Bunların yanında özellikle KDV benzeri tüketim vergi oranları yükseltilirken sermaye ve şirketler üzerinden alınan vergilerin arz-yönlü politikalar söylemi altında düşürülmesi. Burada, KDV vergi oranının ortalama yüzde 23 düzeyinde olduğu hatırlandığında, önerilen ek vergi yükünün Yunan halkının tüketim olanaklarını nasıl kısıtlayacağı açıkça görülecektir.
Aslında daha da net söylersek, emekli maaşlarının düşürülmesinin ve KDV tipi vergilerin yükseltilmesi taleplerinin sadece kreditörlerin alacaklarının tahsiline yönelik kısa dönemli programlar olduğu ve Yunan ekonomisine herhangi bir etkinlik, kazanım sağlamayacağı çok açıktır. Bu haliyle önerilen taleplerin “reform” kavramıyla bağdaşmadığı da ortadadır. Dolayısıyla özetle vurgulamak gerekirse, önerilen paket aslında “reform” değil, kreditörlerin ve küresel finans burjuvazisinin alacaklarını güvenceye alma programı ve Yunanistan’ın iktisadi ve sosyal kaynaklarını küresel kapitalizmin acımasız sömürüsüne açma projesidir.

***

Anketler 5 Temmuz referandumu öncesinde şimdilik -kreditörlerle anlaşmaya- “evet” oylarının önde olduğunu gösteriyor.
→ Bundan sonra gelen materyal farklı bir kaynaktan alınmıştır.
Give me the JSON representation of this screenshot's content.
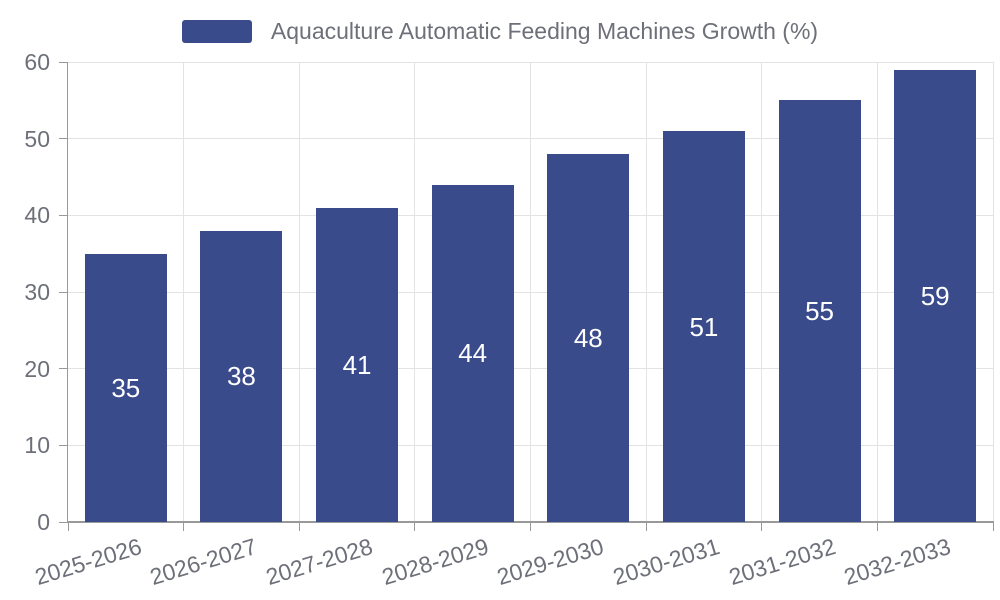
{
  "legend": {
    "label": "Aquaculture Automatic Feeding Machines Growth (%)",
    "swatch_color": "#3A4B8C"
  },
  "colors": {
    "bar": "#3A4B8C",
    "bar_label": "#FFFFFF",
    "grid_line": "#E3E3E3",
    "axis_line": "#999999",
    "text": "#6E7079",
    "background": "#FFFFFF"
  },
  "chart_data": {
    "type": "bar",
    "title": "Aquaculture Automatic Feeding Machines Growth (%)",
    "categories": [
      "2025-2026",
      "2026-2027",
      "2027-2028",
      "2028-2029",
      "2029-2030",
      "2030-2031",
      "2031-2032",
      "2032-2033"
    ],
    "values": [
      35,
      38,
      41,
      44,
      48,
      51,
      55,
      59
    ],
    "xlabel": "",
    "ylabel": "",
    "ylim": [
      0,
      60
    ],
    "yticks": [
      0,
      10,
      20,
      30,
      40,
      50,
      60
    ],
    "grid": true,
    "legend_position": "top-center",
    "value_label_position": "inside-center"
  }
}
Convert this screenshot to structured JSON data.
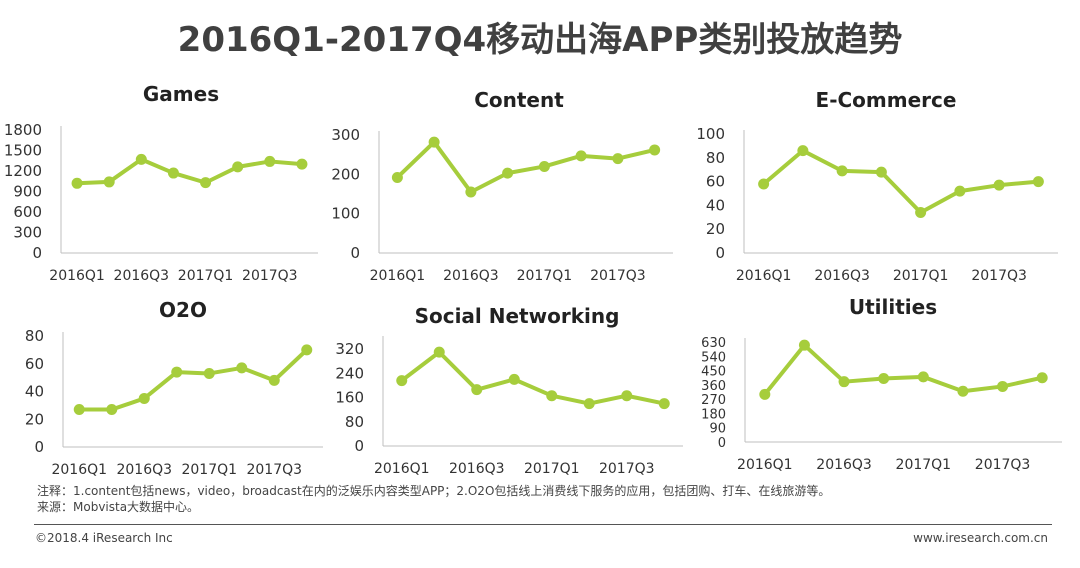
{
  "title": "2016Q1-2017Q4移动出海APP类别投放趋势",
  "accent_color": "#a6cd3c",
  "chart_data": [
    {
      "type": "line",
      "title": "Games",
      "categories": [
        "2016Q1",
        "2016Q2",
        "2016Q3",
        "2016Q4",
        "2017Q1",
        "2017Q2",
        "2017Q3",
        "2017Q4"
      ],
      "tick_labels": [
        "2016Q1",
        "2016Q3",
        "2017Q1",
        "2017Q3"
      ],
      "values": [
        1020,
        1040,
        1370,
        1170,
        1030,
        1260,
        1340,
        1300
      ],
      "yticks": [
        0,
        300,
        600,
        900,
        1200,
        1500,
        1800
      ],
      "ylim": [
        0,
        1800
      ],
      "grid": false
    },
    {
      "type": "line",
      "title": "Content",
      "categories": [
        "2016Q1",
        "2016Q2",
        "2016Q3",
        "2016Q4",
        "2017Q1",
        "2017Q2",
        "2017Q3",
        "2017Q4"
      ],
      "tick_labels": [
        "2016Q1",
        "2016Q3",
        "2017Q1",
        "2017Q3"
      ],
      "values": [
        192,
        282,
        155,
        203,
        220,
        247,
        240,
        262
      ],
      "yticks": [
        0,
        100,
        200,
        300
      ],
      "ylim": [
        0,
        300
      ],
      "grid": false
    },
    {
      "type": "line",
      "title": "E-Commerce",
      "categories": [
        "2016Q1",
        "2016Q2",
        "2016Q3",
        "2016Q4",
        "2017Q1",
        "2017Q2",
        "2017Q3",
        "2017Q4"
      ],
      "tick_labels": [
        "2016Q1",
        "2016Q3",
        "2017Q1",
        "2017Q3"
      ],
      "values": [
        58,
        86,
        69,
        68,
        34,
        52,
        57,
        60
      ],
      "yticks": [
        0,
        20,
        40,
        60,
        80,
        100
      ],
      "ylim": [
        0,
        100
      ],
      "grid": false
    },
    {
      "type": "line",
      "title": "O2O",
      "categories": [
        "2016Q1",
        "2016Q2",
        "2016Q3",
        "2016Q4",
        "2017Q1",
        "2017Q2",
        "2017Q3",
        "2017Q4"
      ],
      "tick_labels": [
        "2016Q1",
        "2016Q3",
        "2017Q1",
        "2017Q3"
      ],
      "values": [
        27,
        27,
        35,
        54,
        53,
        57,
        48,
        70
      ],
      "yticks": [
        0,
        20,
        40,
        60,
        80
      ],
      "ylim": [
        0,
        80
      ],
      "grid": false
    },
    {
      "type": "line",
      "title": "Social Networking",
      "categories": [
        "2016Q1",
        "2016Q2",
        "2016Q3",
        "2016Q4",
        "2017Q1",
        "2017Q2",
        "2017Q3",
        "2017Q4"
      ],
      "tick_labels": [
        "2016Q1",
        "2016Q3",
        "2017Q1",
        "2017Q3"
      ],
      "values": [
        216,
        310,
        186,
        220,
        166,
        140,
        166,
        140
      ],
      "yticks": [
        0,
        80,
        160,
        240,
        320
      ],
      "ylim": [
        0,
        350
      ],
      "grid": false
    },
    {
      "type": "line",
      "title": "Utilities",
      "categories": [
        "2016Q1",
        "2016Q2",
        "2016Q3",
        "2016Q4",
        "2017Q1",
        "2017Q2",
        "2017Q3",
        "2017Q4"
      ],
      "tick_labels": [
        "2016Q1",
        "2016Q3",
        "2017Q1",
        "2017Q3"
      ],
      "values": [
        300,
        610,
        380,
        400,
        410,
        320,
        350,
        405
      ],
      "yticks": [
        0,
        90,
        180,
        270,
        360,
        450,
        540,
        630
      ],
      "ylim": [
        0,
        630
      ],
      "grid": false
    }
  ],
  "notes": [
    "注释：1.content包括news，video，broadcast在内的泛娱乐内容类型APP；2.O2O包括线上消费线下服务的应用，包括团购、打车、在线旅游等。",
    "来源：Mobvista大数据中心。"
  ],
  "footer": {
    "copyright": "©2018.4 iResearch Inc",
    "website": "www.iresearch.com.cn"
  }
}
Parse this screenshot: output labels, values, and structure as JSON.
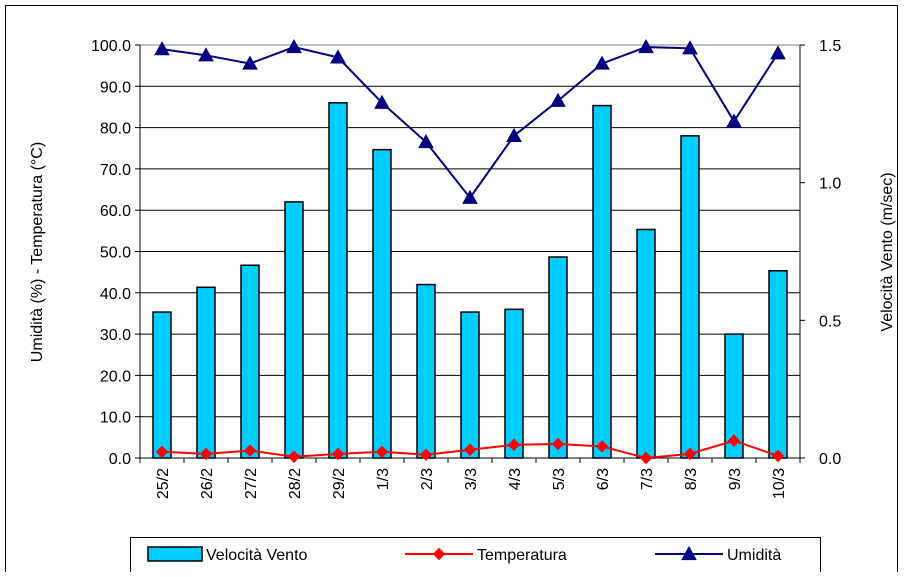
{
  "chart_data": {
    "type": "bar",
    "categories": [
      "25/2",
      "26/2",
      "27/2",
      "28/2",
      "29/2",
      "1/3",
      "2/3",
      "3/3",
      "4/3",
      "5/3",
      "6/3",
      "7/3",
      "8/3",
      "9/3",
      "10/3"
    ],
    "series": [
      {
        "name": "Velocità Vento",
        "type": "bar",
        "axis": "right",
        "color": "#00ccff",
        "values": [
          0.53,
          0.62,
          0.7,
          0.93,
          1.29,
          1.12,
          0.63,
          0.53,
          0.54,
          0.73,
          1.28,
          0.83,
          1.17,
          0.45,
          0.68
        ]
      },
      {
        "name": "Temperatura",
        "type": "line",
        "axis": "left",
        "marker": "diamond",
        "color": "#ff0000",
        "values": [
          1.5,
          1.0,
          1.8,
          0.3,
          1.0,
          1.5,
          0.8,
          2.0,
          3.2,
          3.4,
          2.8,
          0.0,
          1.0,
          4.2,
          0.5
        ]
      },
      {
        "name": "Umidità",
        "type": "line",
        "axis": "left",
        "marker": "triangle",
        "color": "#000080",
        "values": [
          99.0,
          97.5,
          95.5,
          99.5,
          97.0,
          86.0,
          76.5,
          63.0,
          78.0,
          86.5,
          95.5,
          99.5,
          99.2,
          81.5,
          98.0
        ]
      }
    ],
    "ylabel": "Umidità (%) - Temperatura (°C)",
    "y2label": "Velocità Vento (m/sec)",
    "ylim": [
      0,
      100
    ],
    "y2lim": [
      0,
      1.5
    ],
    "yticks": [
      "0.0",
      "10.0",
      "20.0",
      "30.0",
      "40.0",
      "50.0",
      "60.0",
      "70.0",
      "80.0",
      "90.0",
      "100.0"
    ],
    "y2ticks": [
      "0.0",
      "0.5",
      "1.0",
      "1.5"
    ],
    "grid": true,
    "legend_position": "bottom"
  }
}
Ancak, referandumun sonucu ne olursa olsun yapılması gerekecek olanları iktisat tarihi bize net olarak vurguluyor:
(1) Sermaye kontrollerinin (gönüllü ya da gönülsüz) zorunlu olarak sıkılaştırılması ve dövizin tayınlanması.
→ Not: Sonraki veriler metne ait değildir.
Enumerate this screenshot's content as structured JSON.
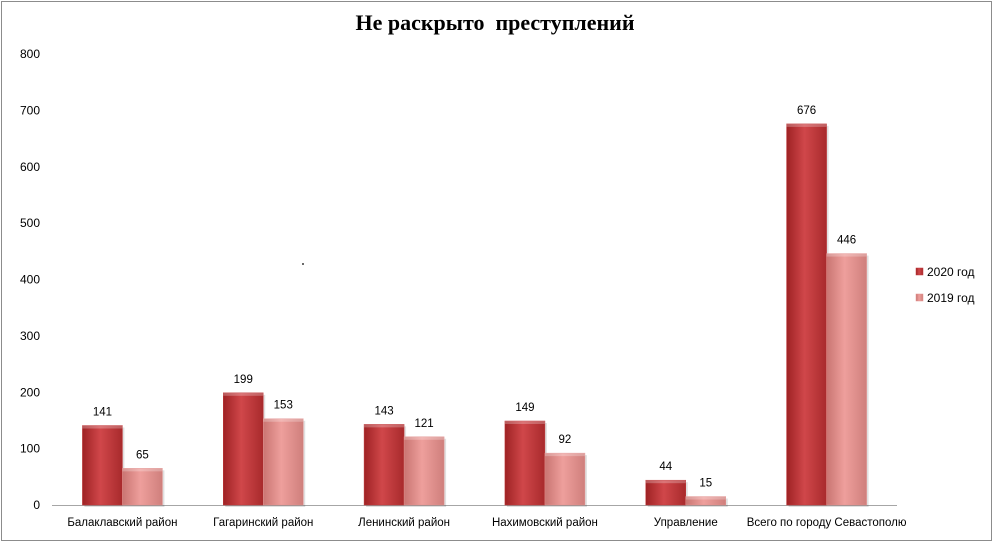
{
  "chart_data": {
    "type": "bar",
    "title": "Не раскрыто  преступлений",
    "categories": [
      "Балаклавский район",
      "Гагаринский район",
      "Ленинский район",
      "Нахимовский район",
      "Управление",
      "Всего по городу Севастополю"
    ],
    "series": [
      {
        "name": "2020 год",
        "values": [
          141,
          199,
          143,
          149,
          44,
          676
        ],
        "color": "#c0393b"
      },
      {
        "name": "2019 год",
        "values": [
          65,
          153,
          121,
          92,
          15,
          446
        ],
        "color": "#e39290"
      }
    ],
    "ylim": [
      0,
      800
    ],
    "yticks": [
      0,
      100,
      200,
      300,
      400,
      500,
      600,
      700,
      800
    ],
    "grid": false,
    "legend_position": "right",
    "data_labels": true
  }
}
(2) Yunanistan Merkez Bankası’nın tüm borçları nihai-borçlanıcı sıfatıyla üstlenmesi; ve
(3) Kamu borçlarının ertelenmesi ve yeniden yapılandırılması.
Bu acı gerçeklerin, diğer Avro bölgesinde, dilerseniz (yeni) drahmi aracılığıyla uygulanması gerekecektir; ister gönüllü, ister gönülsüz.